Benzingespräche

Rechtliche Fragen, die Oldtimerbesitzer bewegen

Fälle aus der Praxis
Sie fragen - Experten antworten

 

  • Vereinbarung von Zustandsnoten, Internetinserat

"Neulich habe ich im Internet eine Anzeige für ein wunderschönes Fiat Dino Coupé gesehen, zum absoluten Schnäppchenpreis – da musste ich einfach zuschlagen. Ausdrücklich hieß es in der Annonce: „Das Fahrzeug entspricht dem Zustand 3+ nach den Classic Data Bewertungsgrundsätzen“. Im Kaufvertrag selbst hat der Verkäufer die Zustandsnote dann nicht mehr erwähnt – wir haben aber auch gar nicht mehr über diesen Punkt gesprochen. Bei einer Routineuntersuchung nach zwei Monaten musste ich feststellen, dass an der Unterseite der Kofferraumplatte Rostblasen zu sehen waren. Außerdem war der linke Schweller zum Teil durchgerostet und völlig unfachmännisch verspachtelt. Als ich den Verkäufer hierauf ansprach, wollte er von der angegebenen Zustandsnote nichts mehr wissen – schließlich zähle nur, was auch letztlich im Vertrag stehe. Stimmt das?"

Und das meint der Oldtimeranwalt:
Das wäre ja noch schöner! Natürlich sind auch die Angaben, die der Verkäufer im Rahmen einer Internetannonce macht, für ihn bindend, solange er sie nicht klar und erkennbar widerruft. Dies war hier nicht der Fall, weshalb Ihnen der Verkäufer einen „Dino“ schuldet, der dem Zustand „3+“ entspricht. Die Zustandsnoten bei Oldtimern entsprechen jeweils einem ganz bestimmten, klar definierten Fahrzeugzustand. So darf ein Fahrzeug der Zustandsnote „3“ lediglich normale Spuren der Jahre und kleinere Mängel aufweisen, jedoch keine Durchrostungen. Sind die Rostblasen an der Kofferraumplatte (je nach Ausmaß) möglicherweise noch als „normale Spuren der Jahre“ anzusehen, stellt jedenfalls die Durchrostung des Schwellers einen Widerspruch zu der vereinbarten Zustandsnote und damit einen Mangel dar, dessen Behebung Sie vom Verkäufer verlangen können. Allerdings müssen Sie im Zweifel nachweisen, dass der Mangel bereits vorhanden war, als Sie das Fahrzeug vom Verkäufer erhalten haben.

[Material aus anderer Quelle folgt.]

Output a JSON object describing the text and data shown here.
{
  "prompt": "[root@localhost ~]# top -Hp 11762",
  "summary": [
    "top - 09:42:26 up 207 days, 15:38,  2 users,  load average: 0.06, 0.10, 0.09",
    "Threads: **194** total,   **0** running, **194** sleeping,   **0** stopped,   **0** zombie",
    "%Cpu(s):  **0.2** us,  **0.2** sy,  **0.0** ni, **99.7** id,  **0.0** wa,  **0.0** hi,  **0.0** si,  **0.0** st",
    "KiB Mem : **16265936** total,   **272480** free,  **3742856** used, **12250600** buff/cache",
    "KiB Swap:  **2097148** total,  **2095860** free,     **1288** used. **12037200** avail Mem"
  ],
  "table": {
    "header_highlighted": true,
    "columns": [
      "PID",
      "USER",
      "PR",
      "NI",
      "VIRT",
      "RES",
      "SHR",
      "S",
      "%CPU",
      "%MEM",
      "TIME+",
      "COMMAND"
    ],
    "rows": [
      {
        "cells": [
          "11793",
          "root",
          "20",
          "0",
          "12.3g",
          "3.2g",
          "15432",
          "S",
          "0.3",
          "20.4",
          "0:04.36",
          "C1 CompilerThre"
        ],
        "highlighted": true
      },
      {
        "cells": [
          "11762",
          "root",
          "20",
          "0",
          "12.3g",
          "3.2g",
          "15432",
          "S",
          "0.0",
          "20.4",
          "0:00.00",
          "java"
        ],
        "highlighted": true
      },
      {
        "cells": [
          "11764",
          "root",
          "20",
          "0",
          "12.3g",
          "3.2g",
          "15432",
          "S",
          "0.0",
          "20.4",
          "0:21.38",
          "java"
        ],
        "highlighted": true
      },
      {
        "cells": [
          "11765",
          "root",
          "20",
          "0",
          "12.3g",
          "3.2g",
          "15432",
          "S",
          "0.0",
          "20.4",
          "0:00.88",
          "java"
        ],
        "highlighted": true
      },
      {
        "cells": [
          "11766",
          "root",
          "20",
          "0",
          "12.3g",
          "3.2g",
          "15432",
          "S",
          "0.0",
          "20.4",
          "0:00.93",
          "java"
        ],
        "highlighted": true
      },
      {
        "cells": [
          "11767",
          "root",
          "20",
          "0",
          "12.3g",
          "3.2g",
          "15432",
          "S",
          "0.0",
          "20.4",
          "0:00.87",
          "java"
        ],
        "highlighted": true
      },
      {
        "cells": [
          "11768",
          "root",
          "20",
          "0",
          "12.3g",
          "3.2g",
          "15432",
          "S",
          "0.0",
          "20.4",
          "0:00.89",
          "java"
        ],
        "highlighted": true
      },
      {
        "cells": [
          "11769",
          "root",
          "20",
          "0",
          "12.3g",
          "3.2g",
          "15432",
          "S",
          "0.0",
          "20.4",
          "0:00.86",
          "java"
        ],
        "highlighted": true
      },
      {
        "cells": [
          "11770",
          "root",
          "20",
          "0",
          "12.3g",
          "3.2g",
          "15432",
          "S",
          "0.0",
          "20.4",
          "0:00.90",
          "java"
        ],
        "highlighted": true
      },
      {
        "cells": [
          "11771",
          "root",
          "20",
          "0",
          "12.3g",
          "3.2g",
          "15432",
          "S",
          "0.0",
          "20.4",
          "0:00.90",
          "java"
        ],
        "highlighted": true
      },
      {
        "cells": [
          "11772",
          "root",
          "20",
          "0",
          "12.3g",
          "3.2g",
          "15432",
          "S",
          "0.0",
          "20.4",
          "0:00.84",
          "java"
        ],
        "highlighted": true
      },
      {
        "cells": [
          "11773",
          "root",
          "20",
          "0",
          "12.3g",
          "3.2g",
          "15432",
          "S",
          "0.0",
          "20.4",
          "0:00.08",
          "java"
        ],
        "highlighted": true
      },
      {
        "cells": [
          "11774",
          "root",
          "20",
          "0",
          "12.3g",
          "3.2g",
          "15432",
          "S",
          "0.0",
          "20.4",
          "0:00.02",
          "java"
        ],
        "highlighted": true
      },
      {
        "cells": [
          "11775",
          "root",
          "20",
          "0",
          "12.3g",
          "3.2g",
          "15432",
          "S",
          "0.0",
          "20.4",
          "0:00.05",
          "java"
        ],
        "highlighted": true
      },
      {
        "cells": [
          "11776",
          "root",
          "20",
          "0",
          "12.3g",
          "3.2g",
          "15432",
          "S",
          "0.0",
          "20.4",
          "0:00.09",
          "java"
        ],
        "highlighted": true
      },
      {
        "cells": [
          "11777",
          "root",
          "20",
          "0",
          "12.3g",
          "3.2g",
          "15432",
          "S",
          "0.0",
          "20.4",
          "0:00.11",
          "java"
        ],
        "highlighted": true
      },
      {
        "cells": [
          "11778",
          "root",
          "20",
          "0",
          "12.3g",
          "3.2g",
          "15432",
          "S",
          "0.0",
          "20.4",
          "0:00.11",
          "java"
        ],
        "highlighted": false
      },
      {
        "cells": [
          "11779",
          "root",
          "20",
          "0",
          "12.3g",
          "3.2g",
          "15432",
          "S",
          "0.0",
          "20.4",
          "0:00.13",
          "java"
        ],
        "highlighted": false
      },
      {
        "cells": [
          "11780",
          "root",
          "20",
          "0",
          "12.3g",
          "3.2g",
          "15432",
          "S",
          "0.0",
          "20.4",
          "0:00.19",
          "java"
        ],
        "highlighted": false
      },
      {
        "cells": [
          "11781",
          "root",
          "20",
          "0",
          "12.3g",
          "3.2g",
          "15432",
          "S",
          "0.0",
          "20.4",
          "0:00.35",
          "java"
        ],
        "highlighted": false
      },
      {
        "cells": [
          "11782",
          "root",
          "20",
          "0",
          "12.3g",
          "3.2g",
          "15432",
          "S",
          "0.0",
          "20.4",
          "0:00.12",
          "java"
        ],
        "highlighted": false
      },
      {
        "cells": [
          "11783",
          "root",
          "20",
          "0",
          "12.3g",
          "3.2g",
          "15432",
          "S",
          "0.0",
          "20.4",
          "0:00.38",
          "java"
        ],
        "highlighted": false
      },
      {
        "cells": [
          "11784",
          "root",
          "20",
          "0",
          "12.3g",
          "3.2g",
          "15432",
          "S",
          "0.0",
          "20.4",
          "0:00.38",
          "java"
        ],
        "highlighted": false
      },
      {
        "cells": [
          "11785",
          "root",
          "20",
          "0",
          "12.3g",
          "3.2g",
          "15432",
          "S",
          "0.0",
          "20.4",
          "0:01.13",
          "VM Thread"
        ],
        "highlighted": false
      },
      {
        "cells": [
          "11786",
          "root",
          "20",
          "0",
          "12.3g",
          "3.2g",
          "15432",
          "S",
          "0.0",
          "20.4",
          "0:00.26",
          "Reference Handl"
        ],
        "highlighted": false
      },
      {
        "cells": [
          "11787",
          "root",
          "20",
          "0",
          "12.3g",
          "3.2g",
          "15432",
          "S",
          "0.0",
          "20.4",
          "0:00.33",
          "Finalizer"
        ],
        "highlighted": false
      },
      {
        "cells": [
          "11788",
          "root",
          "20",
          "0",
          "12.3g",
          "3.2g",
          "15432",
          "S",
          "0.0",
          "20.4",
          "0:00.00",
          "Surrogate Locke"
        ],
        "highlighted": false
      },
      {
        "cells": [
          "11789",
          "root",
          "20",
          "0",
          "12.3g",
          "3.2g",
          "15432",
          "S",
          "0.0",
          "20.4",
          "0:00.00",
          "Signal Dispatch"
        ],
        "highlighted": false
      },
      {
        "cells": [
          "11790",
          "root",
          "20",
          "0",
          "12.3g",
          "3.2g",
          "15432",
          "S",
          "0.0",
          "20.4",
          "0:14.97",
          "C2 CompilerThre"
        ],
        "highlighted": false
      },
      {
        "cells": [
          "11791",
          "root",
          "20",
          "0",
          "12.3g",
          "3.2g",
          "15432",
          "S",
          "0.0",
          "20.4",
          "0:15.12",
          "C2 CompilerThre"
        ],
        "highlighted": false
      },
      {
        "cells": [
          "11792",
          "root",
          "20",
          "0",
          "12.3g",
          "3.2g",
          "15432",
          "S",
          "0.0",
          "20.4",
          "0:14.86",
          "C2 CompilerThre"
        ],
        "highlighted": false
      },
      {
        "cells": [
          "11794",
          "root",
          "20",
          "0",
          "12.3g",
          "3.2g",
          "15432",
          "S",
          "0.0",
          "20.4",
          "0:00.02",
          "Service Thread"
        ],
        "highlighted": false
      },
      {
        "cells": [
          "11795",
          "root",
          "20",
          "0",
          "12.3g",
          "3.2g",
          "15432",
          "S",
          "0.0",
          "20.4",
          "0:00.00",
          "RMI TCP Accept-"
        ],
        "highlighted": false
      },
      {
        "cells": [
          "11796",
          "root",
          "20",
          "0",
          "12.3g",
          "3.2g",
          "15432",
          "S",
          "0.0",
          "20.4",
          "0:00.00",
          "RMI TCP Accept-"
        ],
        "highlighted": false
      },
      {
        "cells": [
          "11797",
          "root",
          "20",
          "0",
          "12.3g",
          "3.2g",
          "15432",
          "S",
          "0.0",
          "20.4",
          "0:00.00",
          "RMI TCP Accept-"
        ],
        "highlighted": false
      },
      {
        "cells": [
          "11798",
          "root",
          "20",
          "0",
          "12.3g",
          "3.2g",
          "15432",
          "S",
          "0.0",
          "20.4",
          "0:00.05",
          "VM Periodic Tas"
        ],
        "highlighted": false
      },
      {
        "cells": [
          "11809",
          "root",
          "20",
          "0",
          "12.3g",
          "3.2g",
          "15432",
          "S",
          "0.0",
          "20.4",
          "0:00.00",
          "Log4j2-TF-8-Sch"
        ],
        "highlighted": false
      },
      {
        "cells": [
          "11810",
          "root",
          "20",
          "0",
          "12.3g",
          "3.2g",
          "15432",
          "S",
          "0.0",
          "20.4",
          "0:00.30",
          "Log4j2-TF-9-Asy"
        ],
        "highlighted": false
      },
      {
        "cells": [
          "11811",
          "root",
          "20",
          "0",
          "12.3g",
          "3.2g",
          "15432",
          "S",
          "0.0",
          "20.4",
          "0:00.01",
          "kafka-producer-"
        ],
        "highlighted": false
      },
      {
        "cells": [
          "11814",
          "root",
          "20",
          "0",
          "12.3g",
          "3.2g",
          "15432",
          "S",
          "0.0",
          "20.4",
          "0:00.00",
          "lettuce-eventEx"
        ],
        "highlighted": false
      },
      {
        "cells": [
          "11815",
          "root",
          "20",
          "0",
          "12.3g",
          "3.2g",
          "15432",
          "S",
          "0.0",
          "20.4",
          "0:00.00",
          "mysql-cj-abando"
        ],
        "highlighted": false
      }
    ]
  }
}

Von daher lautet der Expertentipp: Dokumentieren Sie Mängel, die Sie entdecken, möglichst unverzüglich schriftlich und per Foto – am besten auch mit Zeugen – und nehmen Sie kurzfristig schriftlich Kontakt mit dem Verkäufer auf!

 

  • Nutzung einer Privatgarage als Werkstatt
„Vor einigen Jahren habe ich meinen Traumoldie erstanden und beschlossen, diesen „in Eigenregie“ zu restaurieren. Hierfür habe ich auf meinem Grundstück eine Garage errichtet, in der ich neben einer Hebebühne auch eine Drehbank und Fräsmaschine untergebracht habe.
Mein Nachbar hat sich nun über eine angebliche Lärmbelästigung beschwert. Ich kann mir dies nicht erklären, da ich die Garage extra noch zusätzlich isoliert habe und durch das geschlossene Tor kaum Geräusche nach außen dringen. Mein Nachbar beharrt aber auf der Auffassung, dass eine Garage nur zum Abstellen von Fahrzeugen zulässig sei und ich dort keine Fahrzeuge reparieren oder restaurieren dürfe.
Stimmt das?“

Das meint der Oldtimeranwalt:
Wie so oft gibt es auch hier die „typische Juristenantwort“: Es kommt darauf an.
Natürlich ist es nicht zu beanstanden, wenn Sie in Ihrer Privatgarage Werkzeug aufbewahren, um dort beispielsweise einen Reifenwechsel o.ä. vorzunehmen.
Allerdings ist hier eine generelle Antwort kaum möglich: Viele Umstände des jeweiligen konkreten Einzelfalles sind entscheidend. So ist etwa von Bedeutung, wann in der Garage Arbeiten ausgeführt werden (tagsüber, während der Mittagszeit, nachts?). Des Weiteren ist wichtig, ob sich die Garage in einem „reinen Wohngebiet“ befindet oder wie die Umgebung nach dem Bebauungsplan (sofern ein solcher existiert) zu nutzen ist.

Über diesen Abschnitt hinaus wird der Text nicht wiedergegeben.